The Finance, Utilities and Rules Committee heard public testimony both supporting and opposing ordinance D-2770-25, which would require registration and limit permitted residential rental dwellings to 10% per platted subdivision and 10% citywide. Committee members asked staff for additional data and did not forward the ordinance for final action.

Several Carmel residents and homeowner‑association representatives urged the committee to adopt ordinance D‑2770‑25, which would require owners of residential rental dwellings to register and obtain permits and would limit permitted rental dwellings to 10% per platted subdivision and 10% citywide.

In public comment, Lawrence McCormack said, “I rise in support of ordinance d 27 70 dash 25,” and described an influx of out‑of‑state corporate buyers and absentee landlords in his Northeast Carmel neighborhood. Rick Anderson and Ed Shaughnessy (reading a letter from Susan McClain) told the committee they supported a citywide cap because they said rental concentrations have harmed property upkeep and home values. Jason Beyer and other residents described turnover and difficulty for prospective buyers when homes are bought for rentals.

Several speakers opposed the ordinance. Tom Lazara, a longtime resident and property manager, said he opposed the measure “in almost every way, shape, and form” and urged enforcement of existing rules rather than new restrictions. Chris Pryor of the MiBoer Realtor Association told the committee he opposed the proposal on grounds it would restrict private property rights, interfere with the housing market and may not address an actual local problem; Pryor said MIBOR’s data showed just 72 properties in Carmel owned by institutional investors out of roughly 30,000 residential properties.
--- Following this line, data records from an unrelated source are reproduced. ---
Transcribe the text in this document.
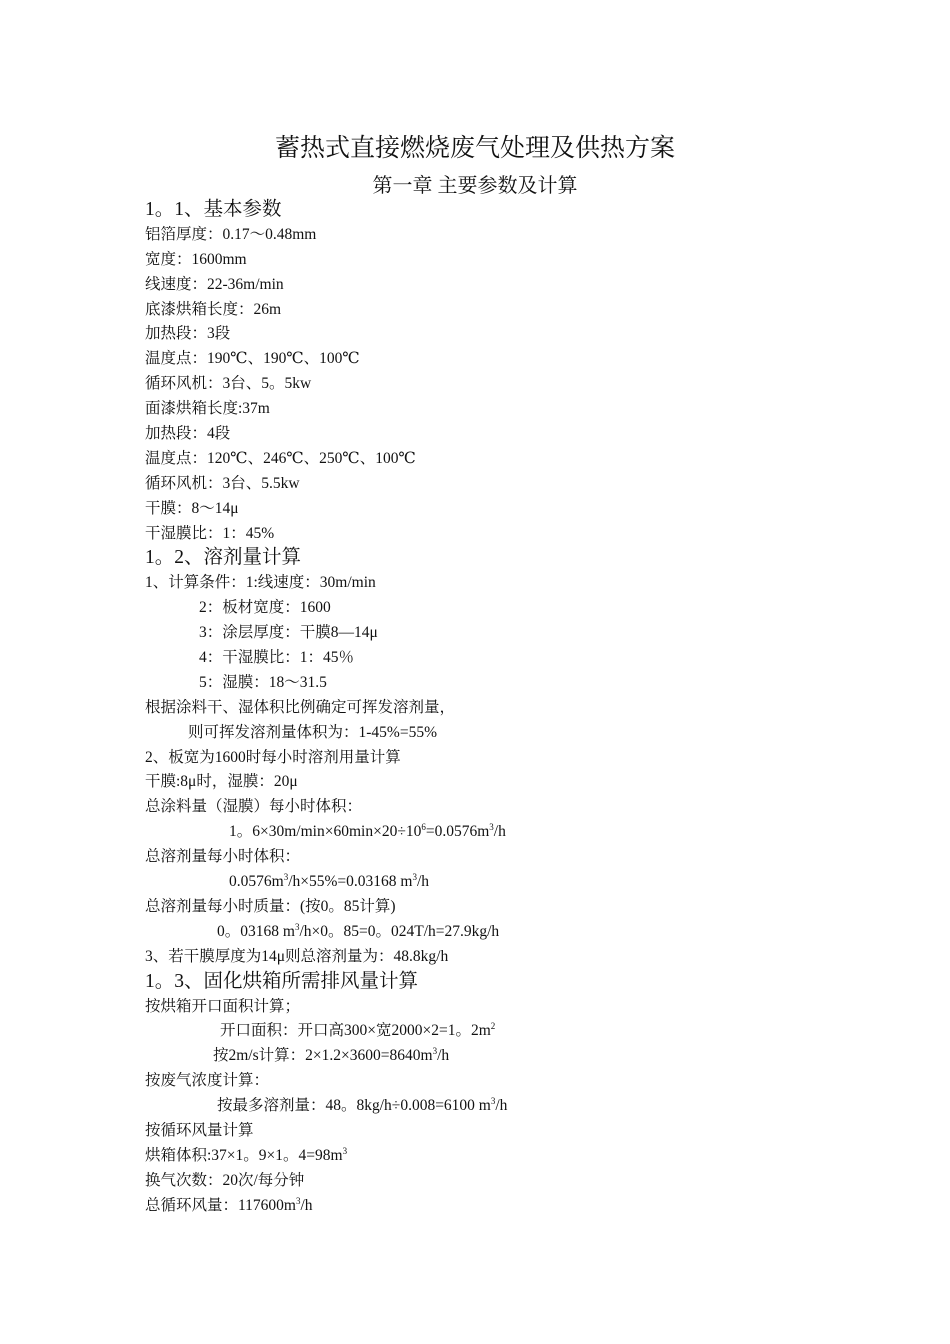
蓄热式直接燃烧废气处理及供热方案
第一章 主要参数及计算
1。1、基本参数
铝箔厚度：0.17～0.48mm
宽度：1600mm
线速度：22-36m/min
底漆烘箱长度：26m
加热段：3段
温度点：190℃、190℃、100℃
循环风机：3台、5。5kw
面漆烘箱长度:37m
加热段：4段
温度点：120℃、246℃、250℃、100℃
循环风机：3台、5.5kw
干膜：8～14μ
干湿膜比：1：45%
1。2、溶剂量计算
1、计算条件：1:线速度：30m/min
2：板材宽度：1600
3：涂层厚度：干膜8—14μ
4：干湿膜比：1：45％
5：湿膜：18～31.5
根据涂料干、湿体积比例确定可挥发溶剂量，
则可挥发溶剂量体积为：1-45%=55%
2、板宽为1600时每小时溶剂用量计算
干膜:8μ时，湿膜：20μ
总涂料量（湿膜）每小时体积：
1。$6\times 30m/\min\times 60\min\times 20\div 10^6=0.0576m^3/h$
总溶剂量每小时体积：
$0.0576m^3/h\times 55\%=0.03168$ $m^3/h$
总溶剂量每小时质量：(按0。85计算)
0。03168 $m^3/h\times 0$。85=0。024T/h=27.9kg/h
3、若干膜厚度为14μ则总溶剂量为：48.8kg/h
1。3、固化烘箱所需排风量计算
按烘箱开口面积计算；
开口面积：开口高300×宽2000×2=1。$2m^2$
按2m/s计算：$2\times 1.2\times 3600=8640m^3/h$
按废气浓度计算：
按最多溶剂量：48。8kg/h÷0.008=6100 $m^3/h$
按循环风量计算
烘箱体积:37×1。9×1。$4=98m^3$
换气次数：20次/每分钟
总循环风量：$117600m^3/h$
Ted Nolte, Council legal, outlined changes made to the draft ordinance since the committee last saw it. Key edits include: (1) clarifying that homes in legally defined rental unit communities and build‑to‑rent communities approved by the city are treated differently under state law and (2) adding language that homeowners associations (HOAs) and condominium associations may adopt more restrictive covenants that are not superseded by the ordinance. Nolte also explained the ordinance counts permitted rental dwellings by platted subdivision (a legal term) so the cap applies by subdivision even where an HOA does not exist.

Committee members asked staff for additional data before proceeding. Questions included how many platted subdivisions Carmel contains; how many subdivisions and neighborhoods are already at or above a 10% rental threshold; whether code‑enforcement complaints disproportionately involve rental properties; and whether the city’s existing information systems can reliably identify institutional owners (many use single‑property LLCs). Staff and several council members noted Fishers used third‑party software (described in testimony as a data‑collection tool) to compile detailed ownership and rental data and that obtaining comparable local data would require investment.

Nolte said the draft provides an exemption pathway: a property owner may apply to the Department of Community Services (DOCS) for a hardship or “life situation” exception if the owner needs to vacate and intends to rent temporarily. DOCS decisions would be appealable to Carmel City Court. Committee members asked staff to clarify that exception language (to explicitly include separation, domestic violence, financial hardship and similar circumstances) and to provide a proposed procedure and estimated staffing/technology costs for registration and enforcement.

The committee did not vote to forward the ordinance to full council. Members asked city staff to return with specific datasets (listed below), legal clarifications and outreach to neighborhood stakeholders before any next step.

Requested follow‑up and clarifications: city staff were asked to provide (1) the count of platted subdivisions in Carmel and a list by name; (2) the current count and percentage of residential rental dwellings by subdivision and citywide (using available parcel/GIS and homestead data); (3) code‑enforcement complaint data disaggregated by owner‑occupied versus rental property; (4) an estimate of the software and staffing costs to run a registration and monitoring program comparable to Fishers’ approach; and (5) a proposed DOCS process and appeal path for hardship exemptions.

Why this matters: supporters say concentrated rental ownership by absentee or out‑of‑state investors can reduce owner‑occupied supply, depress resale values and create nuisance/maintenance problems; opponents warned city regulation could interfere with property rights and harm rental supply. The committee’s next steps are to gather the requested data, refine exemption language and return for further debate.